トルコの片田舎で12月14日午後に購入し、裏にサインした絨毯現物が27日にわが家に到着した。支払いに使用したクレジットカード(VISA)は1月11日に決済される。
トルコは文明国である。

トルコ国民の99%がイスラム教徒だという。
1453年、コンスタンチノープルを陥して東ローマ帝国を滅亡させたマホメッドⅡ世の16万人のオスマン・トルコ軍は、3日間城内での略奪を許された。しかし城内で殺されたのは4千人程度だったという。大虐殺は行われなかった。すぐにギリシャ正教の存続も認められた。トルコ人にとって殺すよりも捕まえて奴隷に売る方が得なのであった。西進したスペインにおいてもひどい宗教的弾圧はなかった。
トルコ人は文明人である。

トルコのEU加盟がどうなるか。キリスト教・ローマ帝国の流れを汲むEUが、イスラムのトルコとどういう関係になるのか。
パレスチナあるいはアルカイダのイスラムとユダヤ・キリストとの対立は解けそうにない結び目だが、EUとトルコはどういう形を見せるのか。
トルコの文明に期待したい。

話はウクライナにとぶが、1933年、ウクライナ・ソヴィエト共和国で約500万人が餓死したという。(「物語ウクライナの歴史」黒川祐次 中公新書)
これはスターリンによる人為的な飢饉であった。モスクワに食料不足はなく、ソ連の食糧輸出は続いていた。ソ連は徹底的にこの事実を隠蔽した。西欧は知らなかった。この飢饉は世界史的にまだ認知されていない。
ヒトラーによるユダヤ人虐殺に匹敵するジェノサイドであった。

1933年のことといえばまだ生身に残る記憶である。
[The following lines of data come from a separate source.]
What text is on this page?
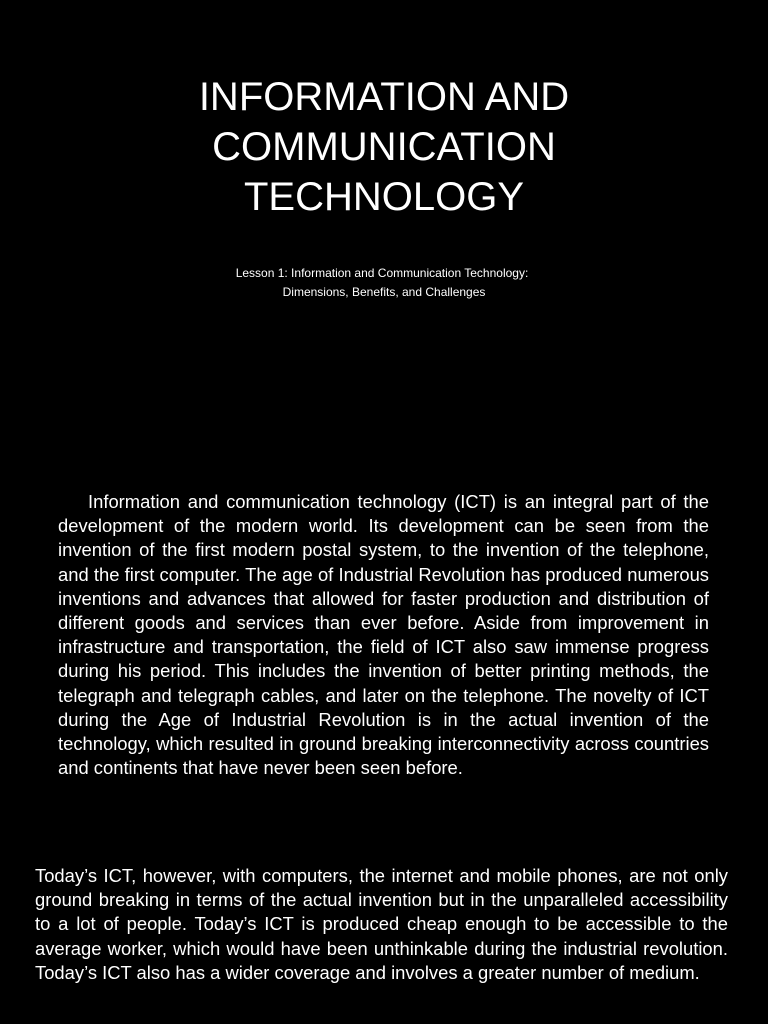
INFORMATION AND
COMMUNICATION
TECHNOLOGY
Lesson 1: Information and Communication Technology:
Dimensions, Benefits, and Challenges

Information and communication technology (ICT) is an integral part of the development of the modern world. Its development can be seen from the invention of the first modern postal system, to the invention of the telephone, and the first computer. The age of Industrial Revolution has produced numerous inventions and advances that allowed for faster production and distribution of different goods and services than ever before. Aside from improvement in infrastructure and transportation, the field of ICT also saw immense progress during his period. This includes the invention of better printing methods, the telegraph and telegraph cables, and later on the telephone. The novelty of ICT during the Age of Industrial Revolution is in the actual invention of the technology, which resulted in ground breaking interconnectivity across countries and continents that have never been seen before.

Today’s ICT, however, with computers, the internet and mobile phones, are not only ground breaking in terms of the actual invention but in the unparalleled accessibility to a lot of people. Today’s ICT is produced cheap enough to be accessible to the average worker, which would have been unthinkable during the industrial revolution. Today’s ICT also has a wider coverage and involves a greater number of medium.
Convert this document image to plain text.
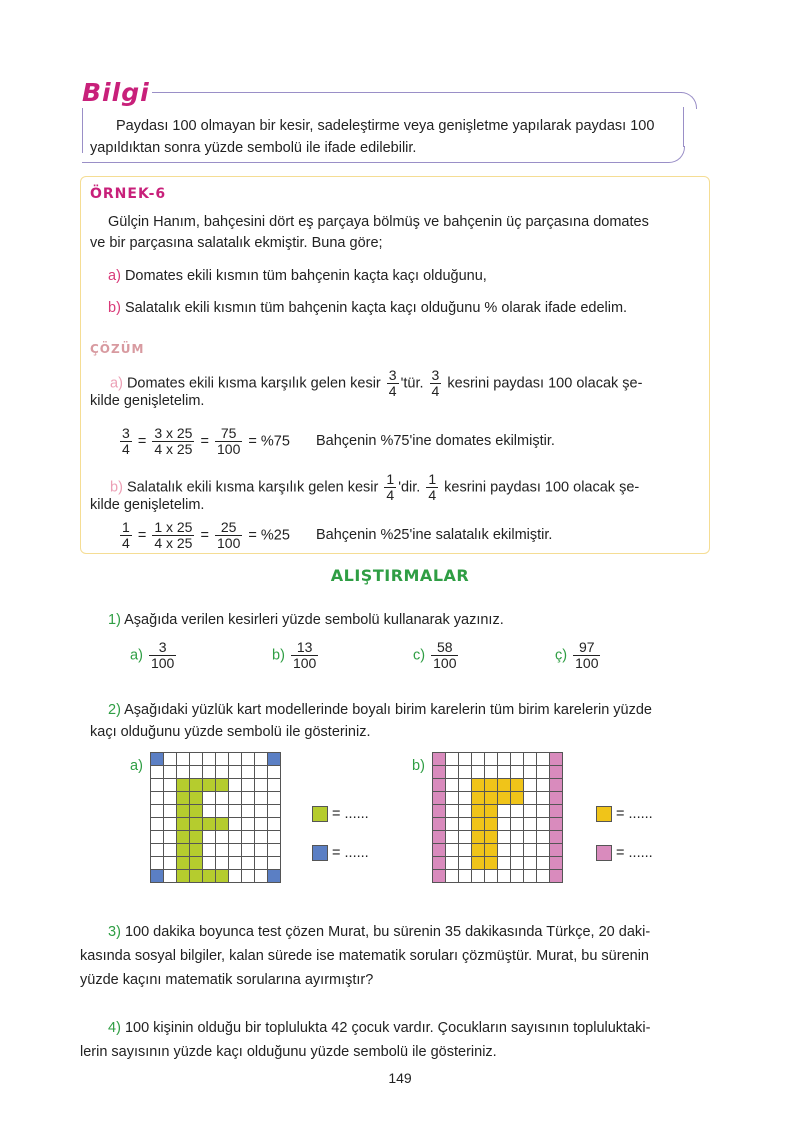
Bilgi
Paydası 100 olmayan bir kesir, sadeleştirme veya genişletme yapılarak paydası 100
yapıldıktan sonra yüzde sembolü ile ifade edilebilir.
ÖRNEK-6
Gülçin Hanım, bahçesini dört eş parçaya bölmüş ve bahçenin üç parçasına domates
ve bir parçasına salatalık ekmiştir. Buna göre;
a) Domates ekili kısmın tüm bahçenin kaçta kaçı olduğunu,
b) Salatalık ekili kısmın tüm bahçenin kaçta kaçı olduğunu % olarak ifade edelim.
ÇÖZÜM
a) Domates ekili kısma karşılık gelen kesir $\frac{3}{4}$ 'tür. $\frac{3}{4}$ kesrini paydası 100 olacak şe-
kilde genişletelim.
$\frac{3}{4} = \frac{3 x 25}{4 x 25} = \frac{75}{100} = \%75$ Bahçenin %75'ine domates ekilmiştir.
b) Salatalık ekili kısma karşılık gelen kesir $\frac{1}{4}$ 'dir. $\frac{1}{4}$ kesrini paydası 100 olacak şe-
kilde genişletelim.
$\frac{1}{4} = \frac{1 x 25}{4 x 25} = \frac{25}{100} = \%25$ Bahçenin %25'ine salatalık ekilmiştir.
ALIŞTIRMALAR
1) Aşağıda verilen kesirleri yüzde sembolü kullanarak yazınız.
$a) \frac{3}{100}$	$b) \frac{13}{100}$	$c) \frac{58}{100}$	ç) $\frac{97}{100}$
2) Aşağıdaki yüzlük kart modellerinde boyalı birim karelerin tüm birim karelerin yüzde
kaçı olduğunu yüzde sembolü ile gösteriniz.
a)

= ......
= ......
b)

= ......
= ......
3) 100 dakika boyunca test çözen Murat, bu sürenin 35 dakikasında Türkçe, 20 daki-
kasında sosyal bilgiler, kalan sürede ise matematik soruları çözmüştür. Murat, bu sürenin
yüzde kaçını matematik sorularına ayırmıştır?
4) 100 kişinin olduğu bir toplulukta 42 çocuk vardır. Çocukların sayısının topluluktaki-
lerin sayısının yüzde kaçı olduğunu yüzde sembolü ile gösteriniz.
149
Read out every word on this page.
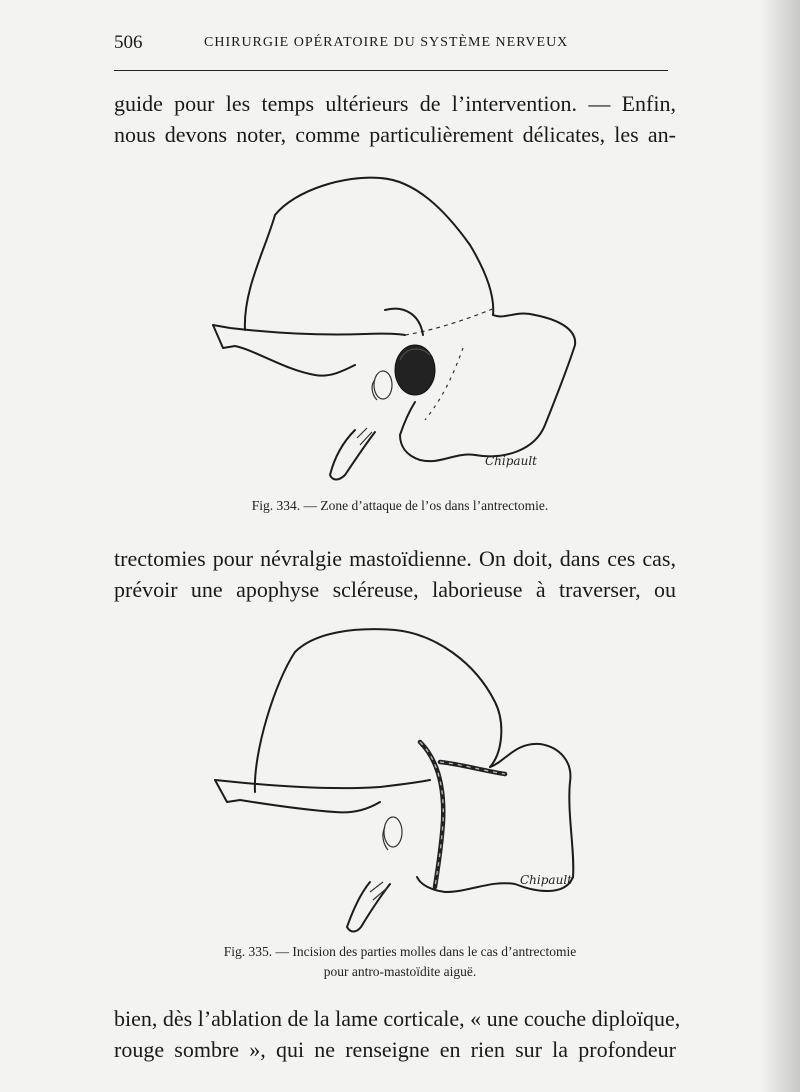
506	CHIRURGIE OPÉRATOIRE DU SYSTÈME NERVEUX
guide pour les temps ultérieurs de l’intervention. — Enfin,
nous devons noter, comme particulièrement délicates, les an-
Chipault
Fig. 334. — Zone d’attaque de l’os dans l’antrectomie.
trectomies pour névralgie mastoïdienne. On doit, dans ces cas,
prévoir une apophyse scléreuse, laborieuse à traverser, ou
Chipault
Fig. 335. — Incision des parties molles dans le cas d’antrectomie
pour antro-mastoïdite aiguë.
bien, dès l’ablation de la lame corticale, « une couche diploïque,
rouge sombre », qui ne renseigne en rien sur la profondeur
今回の選挙がウクライナの人々にとってどんなに深い、複雑な思いのするものであったか。察するに余りある。
また歴史的にドイツもフランスもポーランドも、ウクライナに対して決して無罪ではない。
それにしても私にとって意外だったのはアメリカが西欧側についたことである。将来のEUを考えるとき、穀倉ウクライナはロシア側に置いておく方が得ではなかったのか?ロシアは既に一極たりえない。

いまトルコとウクライナが面白い。